There is no known biological requirement for germanium (Ge), germanates, or any organogermanium compound. Ge deficiency has not been demonstrated in any animal. The estimated average dietary intake of Ge in humans is 1.5 mg/d. Ge is widely distributed in edible foods, all of which, with few exceptions, contain less than 5 ppm Ge, since higher levels are toxic to most plants. Ingestion of Ge compounds has been shown to produce toxic effects in experimental animals.

In recent years inorganic germanium salts and novel organogermanium compounds, such as carboxyethyl germanium sesquioxide (Ge-132) and lactate-citrate-germanate (Ge lactate citrate) have been sold as “nutritional supplements” in some countries for their purported immunomodulatory effects or as health-producing elixirs, resulting sulting in intakes of Ge significantly exceeding the estimated average dietary intake. Since 1982, there have been 18 reported cases of acute renal dysfunction or failure, including two deaths, linked to oral intake of Ge elixirs containing germanium dioxide (GeO2) or Ge-132. In these cases, biopsies show vacuolar degeneration in renal tubular epithelial cells, without proteinuria or hematuria, in the absence of glomerular changes.

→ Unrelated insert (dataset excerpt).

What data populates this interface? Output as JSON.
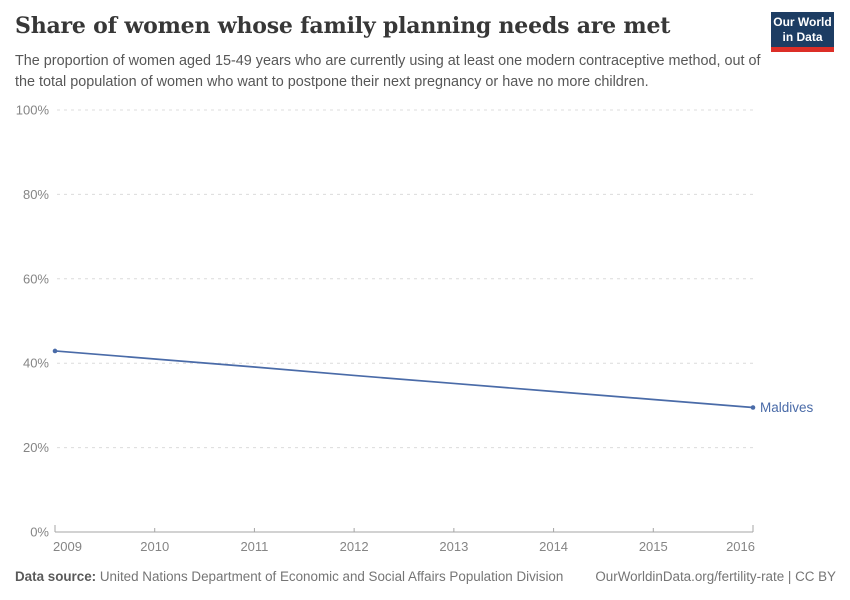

Serum creatinine levels have been well above 400 μmol/L in such patients. In 17 of 18 cases, accumulated elemental Ge intakes reportedly ranged between 16 to 328 g over a 4–36 mo period, or between 100 to 2000 times the average estimated dietary intake for human. In surviving patients, renal function improved after discontinuation of Ge supplementation. However, in no case was recovery complete.

One organogermanium compound, an azaspiran organogermanium compound, 2-aza-8-germanspiro[4,5] decane-2-propamine-8,8-diethyl-N,N-dimethyl dichloride (spirogermanium), has been found to cause both neurotoxicity and pulmonary toxicity in phase I and II studies examining its chemotherapeutic potential as an antitumor drug in the treatment of various malignancies. In cancer patients given the drug spirogermanium, 40% experienced marked, yet transient neurotoxicity. Two patients suffered from pulmonary toxicity. Results of phases I and II human cancer trials for spirogermanium have not been favorable, with the exception of moderate benefits for three types of malignancies.

It is recommended that patients exposed to long-term (>3 mo) Ge supplementation at levels well above the estimated daily intake be medically supervised and monitored for potential renal-, pulmonaryor neurotoxicity. Further study regarding the mechanism of Geinduced nephrotoxicity in human is warranted.